Human civilisation has had an impact on the world, and it continues to have an even greater impact. One of these is that the forests have been cleared and especially so in flat lowlands, so that they have gradually become restricted to steep terrain. This pattern is now emerging all across the world.
Developed countries have been particularly efficient at removing forests from fertile, flat areas of land. The process has been going on throughout the last centuries, for example in Europe. And there is a clear correlation. The better the economy, the better the political organisation, and the more orderly societal conditions a country has, the more efficient the population has been at restricting forests to steep areas, reflecting their lower utility and value.

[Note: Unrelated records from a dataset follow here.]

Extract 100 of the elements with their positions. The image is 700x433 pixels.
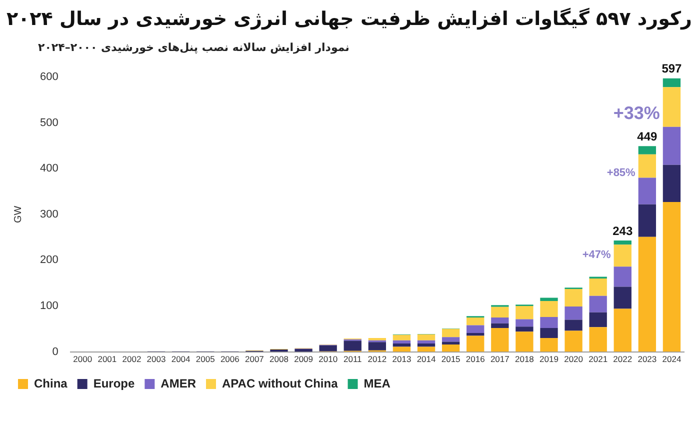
x-tick-label: 2011 <box>343 354 362 364</box>
y-tick-label: 0 <box>52 346 58 358</box>
bar <box>294 349 312 352</box>
bar <box>614 240 632 245</box>
bar <box>589 296 607 312</box>
chart-title: رکورد ۵۹۷ گیگاوات افزایش ظرفیت جهانی انرژی خورشیدی در سال ۲۰۲۴ <box>6 8 692 30</box>
bar <box>466 333 484 336</box>
bar <box>614 308 632 352</box>
x-tick-label: 2014 <box>416 354 436 364</box>
bar <box>564 306 582 320</box>
bar <box>344 340 362 351</box>
total-label: 597 <box>662 62 682 76</box>
x-tick-label: 2013 <box>392 354 412 364</box>
bar <box>638 146 656 154</box>
bar <box>392 334 411 340</box>
bar <box>662 126 681 165</box>
bar <box>417 344 436 347</box>
legend-label: Europe <box>93 376 135 390</box>
x-tick-label: 2020 <box>564 354 584 364</box>
y-tick-label: 100 <box>40 300 58 312</box>
bar <box>319 345 337 352</box>
bar <box>466 317 484 326</box>
legend-label: MEA <box>364 376 391 390</box>
bar <box>540 300 558 317</box>
bar <box>540 328 558 338</box>
bar <box>516 332 534 352</box>
annotation: +33% <box>613 102 660 123</box>
x-tick-label: 2022 <box>613 354 632 364</box>
bar <box>614 244 632 267</box>
bar <box>516 306 534 320</box>
legend-label: AMER <box>160 376 196 390</box>
bar <box>564 289 582 306</box>
y-tick-label: 500 <box>40 116 58 129</box>
x-tick-label: 2019 <box>540 354 559 364</box>
x-tick-label: 2012 <box>368 354 387 364</box>
bar <box>442 328 460 338</box>
x-tick-label: 2023 <box>638 354 657 364</box>
x-tick-label: 2018 <box>514 354 534 364</box>
x-tick-label: 2000 <box>73 354 92 364</box>
x-tick-label: 2017 <box>490 354 510 364</box>
bar <box>540 316 558 328</box>
annotation: +47% <box>582 249 612 262</box>
legend-label: China <box>34 376 68 390</box>
x-tick-label: 2007 <box>244 354 264 364</box>
bar <box>564 330 582 352</box>
bar <box>442 344 460 352</box>
bar <box>442 337 460 342</box>
bar <box>589 312 607 328</box>
x-tick-label: 2002 <box>122 354 142 364</box>
bar <box>491 306 509 318</box>
bar <box>516 319 534 327</box>
bar <box>417 334 436 340</box>
total-label: 243 <box>612 224 633 238</box>
bar <box>491 317 509 324</box>
x-tick-label: 2015 <box>441 354 461 364</box>
bar <box>589 278 607 296</box>
bar <box>491 328 509 352</box>
y-tick-label: 600 <box>40 71 58 84</box>
annotation: +85% <box>606 166 636 179</box>
x-tick-label: 2010 <box>318 354 338 364</box>
y-tick-label: 400 <box>40 162 58 175</box>
bar <box>442 342 460 344</box>
bar <box>491 323 509 328</box>
bar <box>540 298 558 301</box>
bar <box>662 202 681 352</box>
y-tick-label: 300 <box>40 208 58 220</box>
x-tick-label: 2009 <box>294 354 314 364</box>
bar <box>638 154 656 178</box>
bar <box>662 87 681 127</box>
x-tick-label: 2021 <box>588 354 608 364</box>
x-tick-label: 2016 <box>466 354 486 364</box>
bar <box>614 266 632 287</box>
x-tick-label: 2004 <box>171 354 191 364</box>
bar <box>516 326 534 332</box>
bar <box>662 78 681 88</box>
bar <box>392 340 411 344</box>
y-axis-title: GW <box>12 205 24 224</box>
bar <box>466 336 484 352</box>
bar <box>417 340 436 344</box>
x-tick-label: 2003 <box>146 354 166 364</box>
bar <box>589 327 607 352</box>
bar <box>614 286 632 309</box>
chart-subtitle: نمودار افزایش سالانه نصب پنل‌های خورشیدی ۲۰۰۰–۲۰۲۴ <box>38 41 350 54</box>
total-label: 449 <box>637 129 658 144</box>
bar <box>638 178 656 204</box>
bar <box>662 164 681 202</box>
bar <box>466 325 484 334</box>
x-tick-label: 2005 <box>196 354 216 364</box>
y-tick-label: 200 <box>40 254 58 266</box>
bar <box>392 344 411 347</box>
legend-label: APAC without China <box>222 376 338 390</box>
x-tick-label: 2006 <box>220 354 240 364</box>
bar <box>638 236 656 352</box>
bar <box>638 204 656 237</box>
x-tick-label: 2024 <box>662 354 682 364</box>
bar <box>368 342 386 350</box>
bar <box>540 338 558 352</box>
x-tick-label: 2008 <box>270 354 289 364</box>
x-tick-label: 2001 <box>98 354 117 364</box>
bar <box>564 320 582 331</box>
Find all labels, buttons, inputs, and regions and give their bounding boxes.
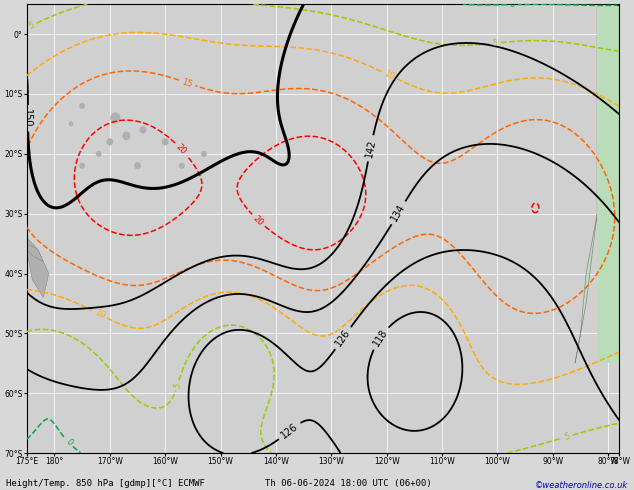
- Circle shape: [107, 139, 113, 145]
- Text: 20: 20: [174, 142, 188, 156]
- Text: 142: 142: [364, 138, 377, 158]
- Text: Height/Temp. 850 hPa [gdmp][°C] ECMWF: Height/Temp. 850 hPa [gdmp][°C] ECMWF: [6, 479, 205, 488]
- Text: 5: 5: [172, 382, 183, 390]
- Polygon shape: [27, 238, 49, 297]
- Text: 15: 15: [181, 77, 193, 89]
- Text: 118: 118: [371, 327, 389, 348]
- Text: 20: 20: [252, 214, 265, 227]
- Polygon shape: [27, 244, 43, 262]
- Circle shape: [140, 127, 146, 133]
- Text: 0: 0: [64, 438, 74, 447]
- Text: 126: 126: [333, 328, 353, 348]
- Circle shape: [80, 163, 84, 168]
- Text: 10: 10: [382, 69, 396, 81]
- Circle shape: [111, 113, 120, 122]
- Circle shape: [179, 163, 184, 168]
- Text: 5: 5: [27, 21, 36, 31]
- Circle shape: [80, 103, 84, 108]
- Text: 134: 134: [389, 202, 408, 223]
- Text: Th 06-06-2024 18:00 UTC (06+00): Th 06-06-2024 18:00 UTC (06+00): [266, 479, 432, 488]
- Circle shape: [134, 163, 140, 169]
- Text: 5: 5: [491, 38, 498, 48]
- Text: 5: 5: [564, 432, 571, 441]
- Text: 150: 150: [22, 109, 32, 127]
- Text: 0: 0: [510, 0, 515, 9]
- Text: ©weatheronline.co.uk: ©weatheronline.co.uk: [534, 481, 628, 490]
- Circle shape: [96, 151, 101, 156]
- Circle shape: [162, 139, 168, 145]
- Polygon shape: [597, 4, 619, 363]
- Polygon shape: [575, 4, 619, 363]
- Text: 126: 126: [279, 421, 300, 441]
- Circle shape: [123, 132, 130, 140]
- Circle shape: [202, 151, 206, 156]
- Text: 10: 10: [93, 308, 107, 320]
- Circle shape: [69, 122, 73, 125]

Researchers at Aarhus University, Denmark, have reached this conclusion by making use of the rapidly increasing amount of data from satellites that monitor the global environment with a high level of detail. The researchers analysed high-resolution global satellite data describing the distribution of tree cover in the period 2000-2005, linking this to global data for terrain (slope), climate, human activity, and a number of political and socio-economic factors.
The study is being published in Nature Communications on Tuesday 24 September 2013.
A tendency that is spreading
While the process has been going on in densely populated, developed countries for a long time, it has also accelerated in recent times in less well-developed countries and societies, which have also started to clear forests to make room for agriculture and urban development. In thinly populated areas such as parts of Amazon, Siberia and Congo, there are still large, continuous stretches of unspoiled forests. As populations grow and human impacts increase, however, development will increasingly affect even these relatively isolated areas.
The more well-developed societies around the world are now increasingly replanting trees, just as forests are naturally regrowing in areas that have been abandoned as people move to the cities. These dynamics occur in steep areas in particular, given modern efficient land use practices cannot easily be implemented here, strengthening the development leading towards future forests becoming concentrated on slopes.
This development gives rise to concern about the biodiversity of the forests of the future, according to Brody Sandel, who is one of the researchers responsible for the study.
"The remaining forests on slopes are typically divided into smaller areas that are not continuous. For example, fragmentation reduces the availability of interior forest habitat that is preferred by many bird species. There are also a number of large predators, such as big cats like the tiger, which require extensive areas of continuous forest to be able to get enough food or avoid human persecution," explains Brody Sandel.
In addition, small and fragmented forests are subject to more wind impact, more intense sunlight on the forest floor, and more disturbance. This results in a hotter and drier microclimate, and will have an impact on species composition in the forests of the future, promoting species that do not require a stable, dense forest environment.
"On the other hand, species in steep mountainous areas can better track their preferred climate as it becomes warmer. Hence, considering future climate change, it's fortunate that forests will especially occur on steep terrain in the future. It's thus a blessing in disguise that the general loss of forests has less effect on slopes," adds Professor Jens-Christian Svenning, Aarhus University, who is spearheading the research project.